La proposta torna oggi di attualità per l’iniziativa delle ACLI e di Caritas Italiana di un’alleanza contro la povertà che promuove un REIS (Reddito d’Inclusione Sociale).
Anche il Governo Letta ha avviato lo studio del SIA (Sostegno all’Inclusione Attiva) che dovrebbe superare la Social Card contro la povertà assoluta.
Ci sembra quindi importante ricordare le ragioni che spinsero le Caritas Lombarde ad avanzare una proposta di reddito minimo e a rilanciarla, approfondendola, per dare un contributo ai percorsi nazionali.
In primo luogo seguendo il compito affidatole dalla Chiesa di rimozione delle cause della povertà e di attenzione alla giustizia, la Caritas non può non interrogarsi in ordine alla situazione di persone che vivono in stato di indigenza. E pur riconoscendo il ruolo di coloro che spontaneamente rispondono alle situazioni di povertà, si rende conto che una sfida così importante non può che essere affrontata mettendo in campo anche delle efficaci politiche sociali. La Caritas chiede dunque che il tema della povertà venga messo nell’agenda politica: è fondamentale per la dignità delle persone in stato di povertà assoluta o a rischio di povertà. Tutto ciò per arrivare a misure di contrasto alla povertà realizzabili ed efficaci.
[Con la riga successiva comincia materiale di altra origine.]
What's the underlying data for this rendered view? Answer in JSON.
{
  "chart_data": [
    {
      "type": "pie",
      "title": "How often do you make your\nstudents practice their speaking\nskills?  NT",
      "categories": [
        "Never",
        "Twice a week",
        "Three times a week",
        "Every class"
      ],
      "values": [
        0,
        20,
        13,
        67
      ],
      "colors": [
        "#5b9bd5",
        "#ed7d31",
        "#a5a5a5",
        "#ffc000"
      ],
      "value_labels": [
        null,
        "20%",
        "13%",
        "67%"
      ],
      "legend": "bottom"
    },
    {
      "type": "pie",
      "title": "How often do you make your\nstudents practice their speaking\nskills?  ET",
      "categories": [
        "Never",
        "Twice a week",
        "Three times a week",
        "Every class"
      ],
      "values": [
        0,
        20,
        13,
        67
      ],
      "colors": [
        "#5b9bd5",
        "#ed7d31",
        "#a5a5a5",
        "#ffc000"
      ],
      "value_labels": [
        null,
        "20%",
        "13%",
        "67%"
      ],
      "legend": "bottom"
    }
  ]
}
L’Italia, infatti, è un paese in cui un numero elevato di persone povere rimane a lungo intrappolato in tale condizione. In Europa lo scenario delle politiche in ordine alla povertà è differente: in alcuni paesi europei gli interventi messi in campo la dimezzano. In Italia dopo gli interventi delle politiche sociali la povertà viene ridotta solo del 4%: Italia e Grecia sono gli unici paesi europei che non hanno uno strumento simile al reddito minimo.
È per queste ragioni che la Delegazione delle Caritas Lombarde ancora oggi vuole rilanciare la riflessione per promuovere un reddito minimo nel contesto regionale lombardo, aggiornando la proposta del 2010 in funzione delle nuove condizioni e situazioni che la crisi ha prodotto in questi cinque anni.
La Caritas è convinta che l’adozione di uno strumento universale, selettivo, condizionato, attivante, quale appunto il modello di reddito di autonomia proposto nel 2010, destinato a qualunque cittadino si trovi nella condizione, più o meno temporanea, di mancanza di mezzi sufficienti a condurre una vita dignitosa, sia una strada seria per prevenire l’impoverimento e fronteggiare efficacemente la povertà. Si tratta di una forma di assistenza non contributiva e non categoriale ma equitativa che si realizza attraverso un’integrazione del reddito fino alla soglia di un reddito dignitoso stabilito. È una misura basata sulla prova dei mezzi e accompagnata da condizioni attivanti: la disponibilità al lavoro, all’istruzione dei figli, la frequenza ai servizi socio educativi dei figli in età prescolare (per interrompere la trasmissione generazionale della povertà).
Per fare questo bisogna prevedere, oltre alle risorse necessarie (che non possono essere viste solo come una spesa, ma piuttosto devono essere considerate un investimento capace di evitare in futuro costi ben maggiori causati dalla povertà) un nuovo patto di cittadinanza. Si deve riconoscere che la crisi ha fatto esplodere le già note contraddizioni di un welfare previsto solo per alcune categorie di persone, dove gli esclusi aumentano in continuazione: i giovani, gli ultra cinquantenni disoccupati di lungo periodo, le donne con figli, le famiglie numerose...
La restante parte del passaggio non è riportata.